Single Animal Systems

Halter and lines (for cattle, or easily controlled horses, donkeys or mules). The driver controls the speed and direction of the animal by pulling lines attached to side rings of the halter.

A right hand turn is made by pulling the right line out and to the side. The line of pull should be level and at the same height as the point of leverage (the side ring of the halter). The movement tightens the halter against the left side of the animal's head and begins to bring the nose around to the right. You must slacken the left line as you pull back to the right.

A left turn is made by doing the reverse. A stop is made by pulling both lines at once, drawing the muzzle into the chest. A hard snap of the lines will usually stop an animal that won't respond to even pressure. If the halter is made of rope, pad the noseband with cloth so it doesn't rub the nose and cause burns or sores.

It is a good practice to support the lines by running them through rings on the hames, surcingle, or backpad. This takes the weight of the lines off the nose and encourages the animal to carry its head normally. It also keeps the lines from slackening and getting underfoot during turns or rest periods.

Bridle and lines (for horses, donkeys and mules). This is the same system as halter/ lines but instead of attaching to the siderings of the halter, the lines attach to the bit rings of the bridle.

Some bridles are bitless and work by exerting pressures on the nose like a halter.

Noserings (cattle only). Both lines attach to the ring and then split back to the sides and to the driver. Use a surcingle with siderings to support the lines as they pass back.

Team Systems

Team lines with coupling. A long line called a team line is fastened to the outside of each animal's headgear (bridle, halter, or nosering). The insides of the headgear are then linked together with a short piece of rope or chain. This is called a coupling.

Team Lines With Coupling

When the driver pulls the left team line, the left animal turns to the outside (left). As it turns, the coupling tightens and pulls the righthand animal to the left. A right turn is accomplished by the opposite process.

This system works well with animals in a yoke, or welltrained animals in harness. It is not recommended for cart or wagon work because the driver has no leverage for stopping.
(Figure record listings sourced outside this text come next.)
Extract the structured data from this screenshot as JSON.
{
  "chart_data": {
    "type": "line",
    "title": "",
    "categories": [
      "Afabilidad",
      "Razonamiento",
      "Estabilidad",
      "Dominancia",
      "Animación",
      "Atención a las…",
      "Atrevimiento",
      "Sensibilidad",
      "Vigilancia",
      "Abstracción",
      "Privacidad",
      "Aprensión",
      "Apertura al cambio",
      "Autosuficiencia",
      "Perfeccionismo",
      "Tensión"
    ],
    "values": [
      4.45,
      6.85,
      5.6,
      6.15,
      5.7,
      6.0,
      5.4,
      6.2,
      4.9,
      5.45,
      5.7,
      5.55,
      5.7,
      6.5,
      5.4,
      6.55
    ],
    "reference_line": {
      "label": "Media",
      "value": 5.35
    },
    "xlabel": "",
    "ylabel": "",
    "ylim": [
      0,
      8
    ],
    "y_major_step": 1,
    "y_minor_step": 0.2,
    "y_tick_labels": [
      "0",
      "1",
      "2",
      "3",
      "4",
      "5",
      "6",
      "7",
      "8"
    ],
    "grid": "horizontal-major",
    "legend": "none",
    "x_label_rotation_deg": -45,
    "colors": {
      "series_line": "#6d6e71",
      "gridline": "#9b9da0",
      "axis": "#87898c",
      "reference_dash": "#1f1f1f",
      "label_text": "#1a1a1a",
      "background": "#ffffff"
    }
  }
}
Team lines without coupling. When a team is working in a weeding yoke, the distance between the animals is so great that the driver may want to attach team lines to the insides of the headgear. This gives him/her shorter, lighter lines to work with.

To make a right turn, the driver pulls the left line. This pulls the left animal's head to the inside (right). As it turns, it puts sideward pressure on its bow and the whole yoke is pushed to the right. This signals the righthand animal to turn right.
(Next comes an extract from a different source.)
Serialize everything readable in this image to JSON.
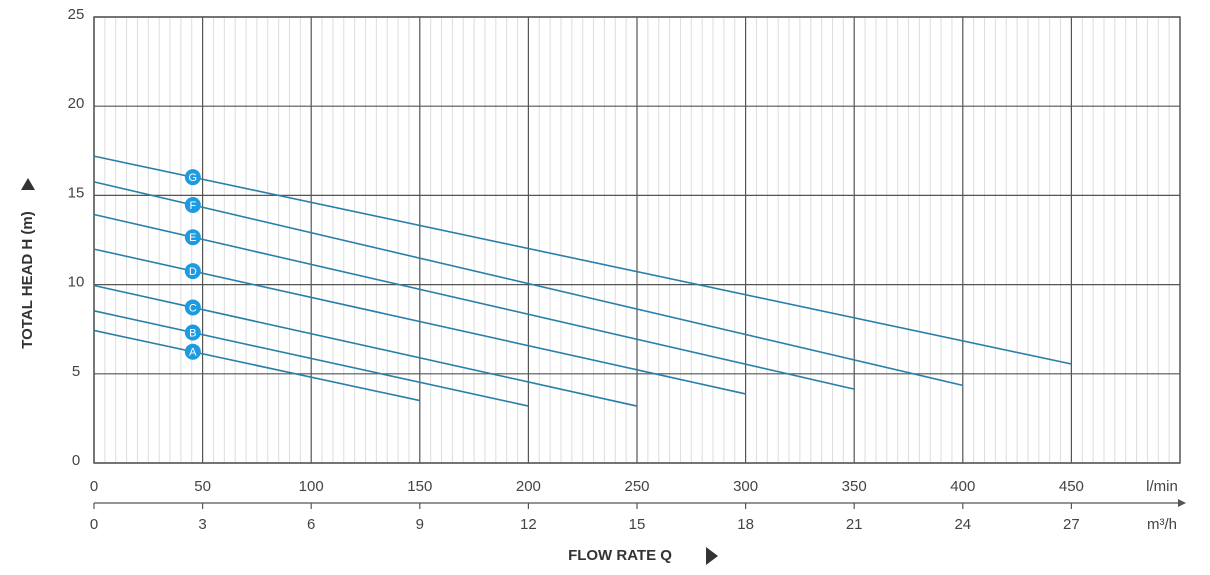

Team Lines with Cross-Check

Team lines with cross-check. A complete steering system lets the driver turn both animals-not just one. Each outside line (see above) is equipped with a second, shorter line that branches off and crosses over to the headgear of the other animal. When the driver pulls the left line, for example, he/she is pulling the end of a Y-shaped line that connects to the left side of each animal's headgear.

A set of Y-shaped lines is called team lines. Each line is made up of a long outside line called a team line and a short cross-over line called a cross-over check line or stub-line.

Cross-checks are supported as they cross over. If the team is in a yoke, the yoke stock can serve as a support. If the team is in collar harness, the lines go through rings on or attached to the inside hames of the opposite animal.

It is important that the crosschecks are the same length and connect to the team lines equal distances back from the headgear. They must also connect at the right distance,

Adjustment of the cross-checks is made by trial and error. Pull back on both lines evenly. If the team backs up straight, the lines are adjusted correctly. If the animals crowd together as they back up, the checks are connected to the team lines too far back. If the animals split apart, the checks are connected too far forward.